Review - Grief is the Thing with Feathers starring Cillian Murphy at the Barbican
Reviewing Max Porter's breakthrough debut novel Grief is the Thing with Feathers on its original publication in 2015, literary critic Adam Mars-Jones took over 6,000 words in the London Review of Books to unpack what his opening sentence describes as a "compact and splendid book, a polyphonic narrative with elements of the prose poem, [that] cracks open a set of emotions that has become spuriously coherent and tractable."
I won't detain you as long to (attempt to) describe the new stage version, adapted and directed by Enda Walsh that has come to London after premiering in Galway and Dublin last year. The debut production of a new producing company Wayward Productions, founded by long-time Complicite producer Judith Dimant, it's a show for the festivals and international circuit, full of blazing theatrical effects - but also blazing defects, too. One sequence, in particular, is both: a prolonged visual assault of flashing lights that had me covering my eyes to avoid it.
The only question here is whether it works on the stage as opposed to the page, as it makes three-dimensional the book's central literary device of a crow that visits a grieving family who've lost their mother and promises, "I won't leave until you don't need me any more." Both the widowed father and the crow are embodied by Cillian Murphy, who with a swish of a black, cassock-like cape switches characters.
In what is virtually a solo performance - there are two young boys who play his sons, but they only have minimal dialogue - Murphy is storyteller, protagonist and healer; it's an impressive, versatile turn.
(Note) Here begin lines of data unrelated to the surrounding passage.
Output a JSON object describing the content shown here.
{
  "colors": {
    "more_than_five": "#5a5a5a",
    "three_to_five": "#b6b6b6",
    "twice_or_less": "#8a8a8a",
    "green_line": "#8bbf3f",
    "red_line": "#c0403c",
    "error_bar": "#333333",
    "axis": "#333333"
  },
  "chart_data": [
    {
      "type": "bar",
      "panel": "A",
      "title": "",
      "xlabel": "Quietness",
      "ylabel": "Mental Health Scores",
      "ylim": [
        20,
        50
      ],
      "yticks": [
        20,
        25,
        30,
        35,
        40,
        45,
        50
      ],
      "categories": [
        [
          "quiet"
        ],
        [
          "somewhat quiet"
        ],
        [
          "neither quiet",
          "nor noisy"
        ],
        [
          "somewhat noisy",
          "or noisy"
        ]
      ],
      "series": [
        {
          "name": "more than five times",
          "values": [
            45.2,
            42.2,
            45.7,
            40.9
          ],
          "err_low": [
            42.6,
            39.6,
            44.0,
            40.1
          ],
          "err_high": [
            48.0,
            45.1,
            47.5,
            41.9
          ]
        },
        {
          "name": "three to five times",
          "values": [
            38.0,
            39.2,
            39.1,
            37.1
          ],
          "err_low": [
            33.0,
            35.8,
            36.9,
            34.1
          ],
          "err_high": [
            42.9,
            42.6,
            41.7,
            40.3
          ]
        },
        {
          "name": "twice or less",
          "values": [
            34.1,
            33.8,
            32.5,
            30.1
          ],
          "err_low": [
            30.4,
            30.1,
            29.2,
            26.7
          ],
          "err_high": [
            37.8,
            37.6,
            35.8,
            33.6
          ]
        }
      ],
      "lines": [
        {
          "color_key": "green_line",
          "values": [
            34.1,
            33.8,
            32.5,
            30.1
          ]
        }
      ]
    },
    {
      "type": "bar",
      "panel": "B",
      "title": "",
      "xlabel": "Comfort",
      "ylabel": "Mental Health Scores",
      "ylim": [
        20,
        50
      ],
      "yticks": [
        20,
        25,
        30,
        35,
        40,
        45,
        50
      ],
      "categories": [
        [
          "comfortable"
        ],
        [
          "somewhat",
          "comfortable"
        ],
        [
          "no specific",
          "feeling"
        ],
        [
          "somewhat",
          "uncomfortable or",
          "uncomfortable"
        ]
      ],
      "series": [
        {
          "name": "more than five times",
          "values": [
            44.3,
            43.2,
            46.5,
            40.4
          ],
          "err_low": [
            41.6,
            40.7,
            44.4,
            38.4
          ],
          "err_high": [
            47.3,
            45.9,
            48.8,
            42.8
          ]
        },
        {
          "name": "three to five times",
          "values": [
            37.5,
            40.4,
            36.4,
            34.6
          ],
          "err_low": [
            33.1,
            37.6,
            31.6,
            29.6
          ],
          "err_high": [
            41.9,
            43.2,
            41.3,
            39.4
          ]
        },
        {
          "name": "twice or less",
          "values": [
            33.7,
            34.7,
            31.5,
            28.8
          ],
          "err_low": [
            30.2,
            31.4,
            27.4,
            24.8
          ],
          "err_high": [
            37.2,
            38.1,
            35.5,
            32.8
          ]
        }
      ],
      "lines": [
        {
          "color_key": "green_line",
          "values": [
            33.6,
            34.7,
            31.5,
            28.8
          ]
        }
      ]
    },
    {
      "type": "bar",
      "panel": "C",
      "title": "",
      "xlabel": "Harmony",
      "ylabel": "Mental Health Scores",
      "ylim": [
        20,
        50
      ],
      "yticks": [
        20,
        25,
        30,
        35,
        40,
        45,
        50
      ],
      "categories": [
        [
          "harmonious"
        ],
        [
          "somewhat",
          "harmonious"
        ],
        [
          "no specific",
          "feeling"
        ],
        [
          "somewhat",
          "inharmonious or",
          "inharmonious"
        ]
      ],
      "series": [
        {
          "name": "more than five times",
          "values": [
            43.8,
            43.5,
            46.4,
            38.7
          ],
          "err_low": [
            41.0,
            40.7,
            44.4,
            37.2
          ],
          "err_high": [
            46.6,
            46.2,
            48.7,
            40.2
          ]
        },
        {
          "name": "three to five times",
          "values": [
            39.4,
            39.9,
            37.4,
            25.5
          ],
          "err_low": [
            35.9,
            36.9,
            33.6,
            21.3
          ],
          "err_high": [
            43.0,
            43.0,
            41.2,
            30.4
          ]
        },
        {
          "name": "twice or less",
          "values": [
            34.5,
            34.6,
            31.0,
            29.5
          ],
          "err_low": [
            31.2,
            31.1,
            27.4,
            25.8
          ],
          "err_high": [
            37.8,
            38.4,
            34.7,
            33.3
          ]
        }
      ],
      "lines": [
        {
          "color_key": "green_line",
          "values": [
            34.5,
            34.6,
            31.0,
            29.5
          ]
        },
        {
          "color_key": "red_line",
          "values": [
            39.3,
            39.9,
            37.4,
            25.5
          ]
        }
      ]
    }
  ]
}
But this strange, frequently dislocated and fragmentary multi-media meditation on grief turns out to be more weird than wonderful, alas. The heightened theatricality of it all puts the spectator at a distance from the raw grief it describes; it's only in the third of its short acts that there's finally a stripped-back simplicity to the absence of the woman that was wife and mother as we finally meet her on video home movies.